Thursday, May 2, 2024

To delay is to deny

the Weekly Sillimanian | October 4, 2023

“The Judiciary, Independent Committees, and other appointive positions of the SUSG (Silliman University Student Government) shall be filled before the conduct of the Founders’ Week Celebration of the University,” reads Article XII, Section 7 of the 2021 SUSG Constitution

Since this special provision was introduced and ratified in the 2020 Constitution, its stipulation specifically regarding the judicial branch of the SUSG has never been actualized.

The first year the provision took effect, judiciary appointments were in April. In SY 2021-2022, the year the 2021 Constitution took effect and kept the same provision, justices were appointed in February. Last school year, the judiciary was appointed in January.

This year’s executive standard bearers, through their appointive power, have bared plans to endorse justices before the Student Assembly’s 5th Regular Session on Oct. 15. That is more than a month after the stipulated deadline. All of this while executive committees have “be[en] filled” and practically operating in full capacity since Hibalag, even with appointments only just starting to move along. 

Four administrations already failed to uphold a part of what should be the highest law that governs the student body. Arguably, for reasonable causes. 

The requirements for judicial appointees are stringent, requiring careful consideration of experience, credibility, and commitment. Paperwork for such is subject to bureaucratic red tape external to the SUSG, such as the procurement of recommendation letters and academic records. Furthermore, this specific provision may have failed to consider the school calendar change that pushed the Founders’ deadline too close to the start of the school year.

Is that enough to justify ignoring the clear-cut words of the SUSG Constitution? No. That would undermine the most fundamental rules by which the SUSG operates and is legitimized by.

Does that mean the Constitution should be amended to extend the deadline for filling appointive positions? The matter should be further deliberated, particularly on what “filled” in the provision should mean, but one thing is certain: The judiciary cannot be absent for half—or even a quarter—of an entire school year.

These delays in appointments have and will continue to hamper the students’ ability to question the constitutionality of resolutions approved by the Student Assembly and actions of the executive branch until such appointments are actualized. They have led to the SUSG President making up for an incomplete or practically non-existent judiciary during University Disciplinary Board cases when—quite frankly—such a compromise can never compare to what a fully operational judicial branch can offer in service to the student body. This situation becomes all the more problematic when a student falls victim to another’s wrongdoing. 

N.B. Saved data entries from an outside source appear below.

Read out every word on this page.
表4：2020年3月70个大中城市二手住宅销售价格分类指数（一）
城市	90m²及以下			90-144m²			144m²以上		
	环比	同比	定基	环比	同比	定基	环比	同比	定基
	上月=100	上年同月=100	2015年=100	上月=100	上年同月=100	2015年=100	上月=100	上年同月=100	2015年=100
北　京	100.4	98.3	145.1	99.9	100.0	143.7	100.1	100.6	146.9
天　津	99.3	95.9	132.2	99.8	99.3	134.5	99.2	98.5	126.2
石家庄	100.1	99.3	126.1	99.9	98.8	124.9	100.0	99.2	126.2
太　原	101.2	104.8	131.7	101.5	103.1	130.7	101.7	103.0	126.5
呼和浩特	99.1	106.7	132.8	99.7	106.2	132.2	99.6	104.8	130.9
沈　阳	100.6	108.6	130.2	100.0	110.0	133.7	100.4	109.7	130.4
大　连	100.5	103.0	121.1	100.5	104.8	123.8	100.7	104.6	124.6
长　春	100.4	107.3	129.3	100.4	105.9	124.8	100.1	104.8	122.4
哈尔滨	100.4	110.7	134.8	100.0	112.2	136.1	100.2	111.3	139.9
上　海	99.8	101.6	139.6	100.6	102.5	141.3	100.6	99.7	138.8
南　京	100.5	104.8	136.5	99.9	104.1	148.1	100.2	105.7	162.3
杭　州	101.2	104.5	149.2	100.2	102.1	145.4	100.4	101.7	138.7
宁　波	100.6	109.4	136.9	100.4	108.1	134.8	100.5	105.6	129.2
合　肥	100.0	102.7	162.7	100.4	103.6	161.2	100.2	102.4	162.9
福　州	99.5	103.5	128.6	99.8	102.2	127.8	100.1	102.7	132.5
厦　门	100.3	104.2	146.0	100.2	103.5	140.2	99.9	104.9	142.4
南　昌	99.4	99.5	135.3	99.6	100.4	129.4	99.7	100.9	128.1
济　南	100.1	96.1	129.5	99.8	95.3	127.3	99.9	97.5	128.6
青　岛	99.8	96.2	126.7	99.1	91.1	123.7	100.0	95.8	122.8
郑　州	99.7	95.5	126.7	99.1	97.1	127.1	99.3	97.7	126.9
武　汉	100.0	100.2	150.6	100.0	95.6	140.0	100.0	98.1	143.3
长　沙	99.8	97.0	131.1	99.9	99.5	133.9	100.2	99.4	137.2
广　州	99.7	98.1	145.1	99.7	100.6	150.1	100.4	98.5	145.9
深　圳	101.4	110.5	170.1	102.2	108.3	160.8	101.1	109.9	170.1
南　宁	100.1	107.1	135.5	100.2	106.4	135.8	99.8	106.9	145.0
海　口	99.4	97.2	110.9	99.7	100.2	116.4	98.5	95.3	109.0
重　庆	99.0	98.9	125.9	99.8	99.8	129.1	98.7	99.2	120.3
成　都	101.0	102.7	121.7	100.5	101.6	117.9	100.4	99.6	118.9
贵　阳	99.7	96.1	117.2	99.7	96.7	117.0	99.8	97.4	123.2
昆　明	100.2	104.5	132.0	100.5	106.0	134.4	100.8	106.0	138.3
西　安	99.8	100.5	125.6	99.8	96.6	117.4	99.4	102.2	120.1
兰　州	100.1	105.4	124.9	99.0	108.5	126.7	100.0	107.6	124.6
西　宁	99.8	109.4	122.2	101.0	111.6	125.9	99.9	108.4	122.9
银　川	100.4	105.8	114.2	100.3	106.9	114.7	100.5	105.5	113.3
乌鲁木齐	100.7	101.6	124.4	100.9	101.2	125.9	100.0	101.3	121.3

As such, wouldn’t delaying appointments delay the justice the students deserve? Would it not allow time to sweep injustices under the rug?

These cases cast doubt on the SUSG’s entire system of checks and balances—patterned after the Philippine government’s carefully calibrated and crafted structure—because it is missing a third of its most basic components for more than half of the SUSG’s entire term. 

The current administration’s efforts to have appointments earlier is commendable coming from a wider perspective of the usual appointment timeline—but it is still beyond what the Constitution stipulates. There will be a million reasons why the appointments are difficult, but what is on paper cannot be denied. No excuses. 

Moving forward, however, the Student Assembly can—if they truly see the need to—either amend the deadline, amend the processes that drag these appointments along, or establish the difference between official appointments and “fill[ing]” these positions as required.

But the situation cannot be allowed to remain as is.

For now, however, the irony remains: While questions on the constitutionality of the timing of the judiciary’s operations have been raised, there still is no judiciary to decide whether these interpretations of a long-ignored provision are right or wrong.